O uso da imagem de empregado para fins comerciais, sem consentimento ou remuneração, gera dano moral passível de indenização. Com esse entendimento, a 1ª Turma do Tribunal Regional do Trabalho de Mato Grosso manteve a condenação de uma agropecuária de Cáceres ao pagamento de indenização a um vendedor que teve a imagem explorada em redes sociais da empresa.

O ex-empregado acionou a Justiça do Trabalho pedindo reparação por danos morais pelo uso indevido de sua imagem em postagens no perfil comercial da empresa. Também alegou outras violações, como assédio moral e coação para contrair um empréstimo bancário de R$ 500 mil em seu nome, cujo beneficiário era a própria empregadora.

A Vara do Trabalho de Cáceres reconheceu o dano moral decorrente do uso indevido da imagem e condenou a empresa ao pagamento de R$ 4 mil. Os demais pedidos foram rejeitados.

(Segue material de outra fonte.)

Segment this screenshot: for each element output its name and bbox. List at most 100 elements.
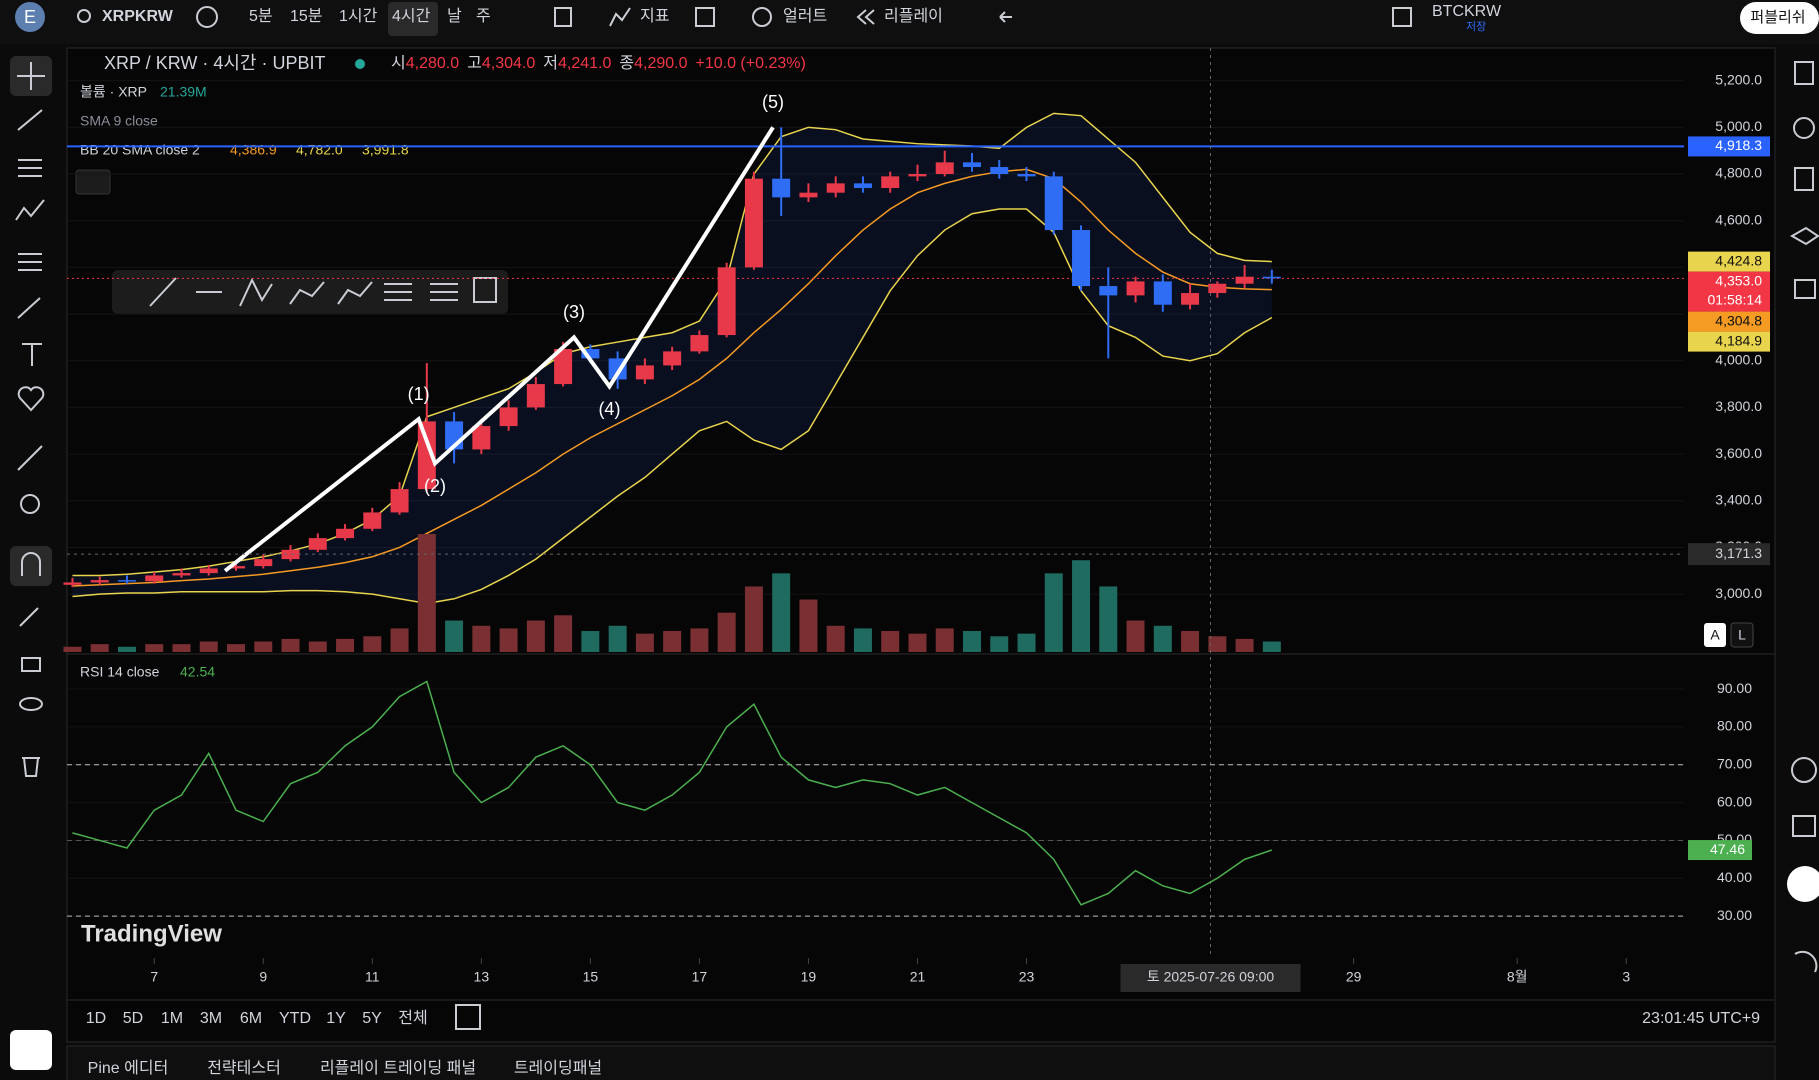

Em relação ao empréstimo, ficou demonstrado que a operação foi realizada em nome do trabalhador, com um dos sócios da empresa figurando como avalista, e que a empresa quitou a dívida junto ao banco. A sentença concluiu, no entanto, que não houve prova da coação apontada pelo empregado.

Inconformadas com a sentença, tanto a empresa quanto o trabalhador recorreram ao TRT de Mato Grosso. A agropecuária pediu a exclusão da condenação, sustentando que as postagens foram iniciativa do próprio empregado.

O trabalhador reiterou o pedido de dano moral por assédio e por coação relacionada ao empréstimo, além da majoração da indenização para R$ 20 mil.

A 1ª Turma, no entanto, manteve integralmente a sentença. O relator do caso, desembargador Paulo Barrionuevo, lembrou que o Código Civil veda o uso da imagem pessoal para fins comerciais sem consentimento ou compensação financeira, podendo ensejar indenização quando destinada a fins comerciais ou quando atingir a honra, a boa fama ou a respeitabilidade.

O julgamento também apontou que a Constituição protege a vida privada, a honra e a imagem das pessoas.

Assim, embora uma testemunha tenha afirmado que a criação e o gerenciamento do perfil comercial da empresa no Facebook teriam partido do próprio vendedor, que também produzia e publicava vídeos promocionais e postagens sobre os produtos e atividades da agropecuária, a condenação foi mantida porque a empresa não comprovou a autorização expressa do empregado, nem o pagamento pelo uso comercial.

“Ausente autorização expressa do trabalhador ou contraprestação pecuniária para o uso comercial de sua imagem, configura-se o ato ilícito praticado pelo ex-empregador, pelo uso indevido da imagem e ofensa aos direitos de personalidade”, afirmou o desembargador.

O relator também citou entendimento do Tribunal Superior do Trabalho segundo o qual o uso da imagem do empregado sem consentimento configura ato ilícito, porque viola o patrimônio jurídico personalíssimo do indivíduo, o que enseja o pagamento de indenização por danos morais.

Quanto ao valor da indenização, os desembargadores consideraram que a quantia fixada atende aos princípios da razoabilidade e da proporcionalidade. Conforme o relator, o ponto ótimo a ser alcançado é aquele em que o valor arbitrado atenda o princípio da reparação integral, visando “apenas a compensação do ofendido, pois o que passar disso caracterizar-se-á como fonte de enriquecimento sem causa”, explicou, ao manter o valor de R$ 4 mil.

A 1ª Turma entendeu, por fim, que o trabalhador não se desincumbiu do ônus de provar o assédio moral, o ambiente de trabalho inseguro ou a coação para a contratação do empréstimo. “Verifica-se a ausência de qualquer prova que indique, mesmo que minimamente, ter havido coação por parte da empregadora para a sua concretização”, concluiu o relator.

A decisão transitou em julgado em maio, tornando definitiva a condenação.